現場の人にとって、他人事にならないようにする
電子帳票をはじめ、ITツールの導入は現場からすると煩わしく感じられやすいものです。テスト運用にあたっては、しっかりと期間を決めて、それ以降は必ず電子帳票に切り替えるという認識を朝礼などで繰り返し共有しつつ、現場からの要望にはできる限り素早く対応し、「自分たちの要望はちゃんと運用に盛り込まれるんだ」と現場の人々にも思ってもらえれば、より建設的な意見も出やすくなるでしょう。
使う人が便利だと感じられるようにする
全体を管理する立場・現場で入力を行う立場では、抱えている課題も当然ながら異なります。管理者だけがデータ化でメリットを得るのではなく、帳票の使用方法に関してできる限り現場の人にとってのお困りごとも解決できるような運用が理想です。
帳票の電子化は、普段できないような帳票レイアウト変更のチャンスでもあります。例えば、下図左側のように始業時・終業時の点検項目が混在していて見づらい場合には、点検タイミングごとに入力欄を整理するだけでも点検忘れが起きづらくなります。
自動計算機能など、作業者に入力の手間を感じさせない運用も有効です。

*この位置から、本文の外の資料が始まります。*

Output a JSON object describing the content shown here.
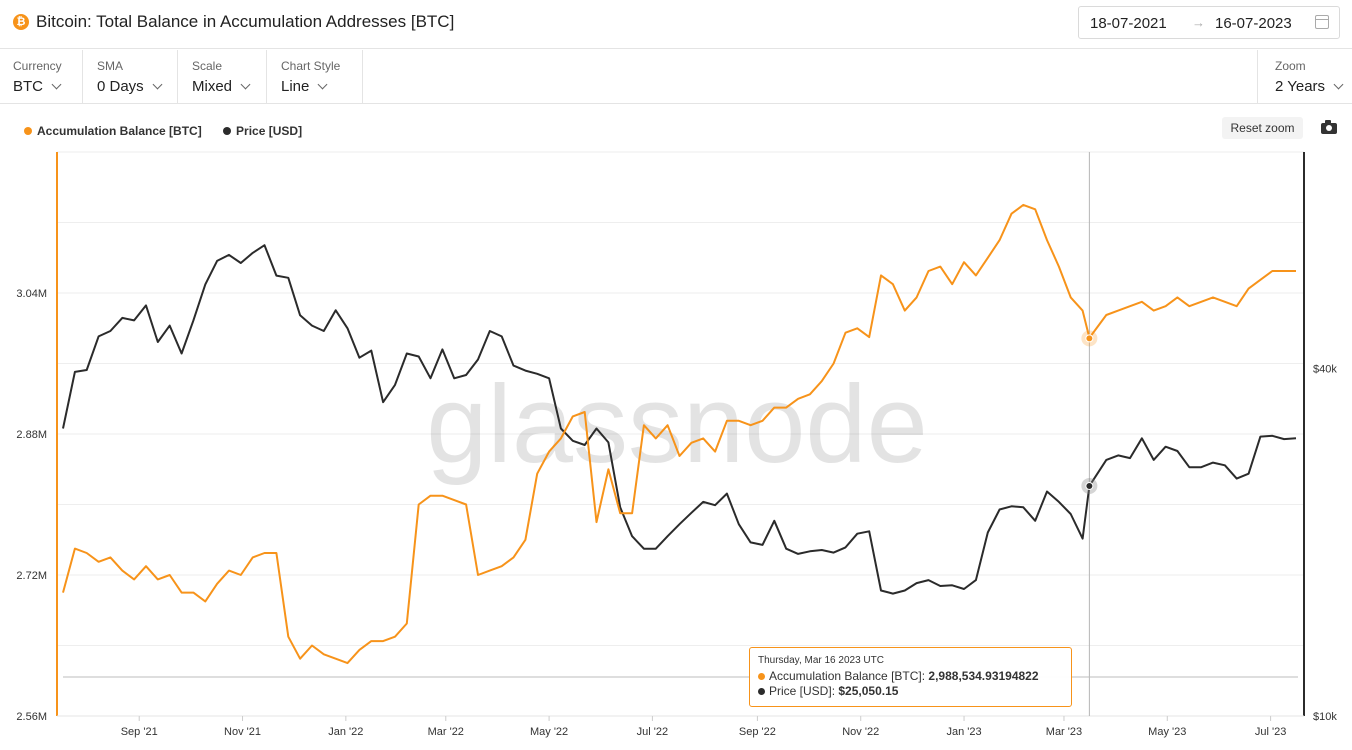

帳票に生産計画数や生産数、不良数などを入力すると自動で達成率や歩留まりが計算されるようにすることで、従来担当者が電卓を使いながら行っていた計算や集計の手間をなくすことができます。
他にもカメラを使う検査・点検作業では、検査対象を撮影してから印刷し、その後帳票に貼り付けていた作業がタブレットのカメラで撮影した後にそのまま帳票へ添付できるようになり、移動や印刷にかかる時間を短縮できるなど、紙での運用で発生していた作業のムダを削減し、現場の負担を軽減することができます。
Excelから画面設計ができる現場帳票電子化システム「XC-Gate(エクシーゲート)」
XC-Gate(エクシーゲート)とは
「チェックシート」「日報」といった記録用フォーマットを電子化し、タブレットからの入力・データ化を可能にする現場帳票電子化ソリューションです。
XC-Gateではユーザーが普段使っている帳票のExcel原本から電子帳票を作成できるので、帳票のイメージは崩さず、そのままタブレットで入力できるようになるほか、入力データの自動集計・検索機能も多く、帳票全般のデータ見える化が可能です。
また、Excel上ですぐに帳票フォーマットの修正ができるため、文字やボタンのサイズを使いやすく修正したり、選択式の項目はプルダウン、トグルボタン、ラジオボタンから現場のニーズに合ったものを選んだり、といった使い勝手にあった修正を即座に行い、再度現場へ展開することができます。その特徴を生かして、テスト運用時に出てきた現場からの要望をすぐに反映できる点も、運用上の大きな強みとなっています。
XC-Gate 製品サイト:https://product.technotree.com/xc-gate/
まとめ
今回は、本運用に向けた取り組みの例をご紹介いたしました。つまづきやすいポイントに気を付けつつ、導入推進する立場の方、実際に現場で使う方双方にとってメリットのある帳票電子化を実現しましょう!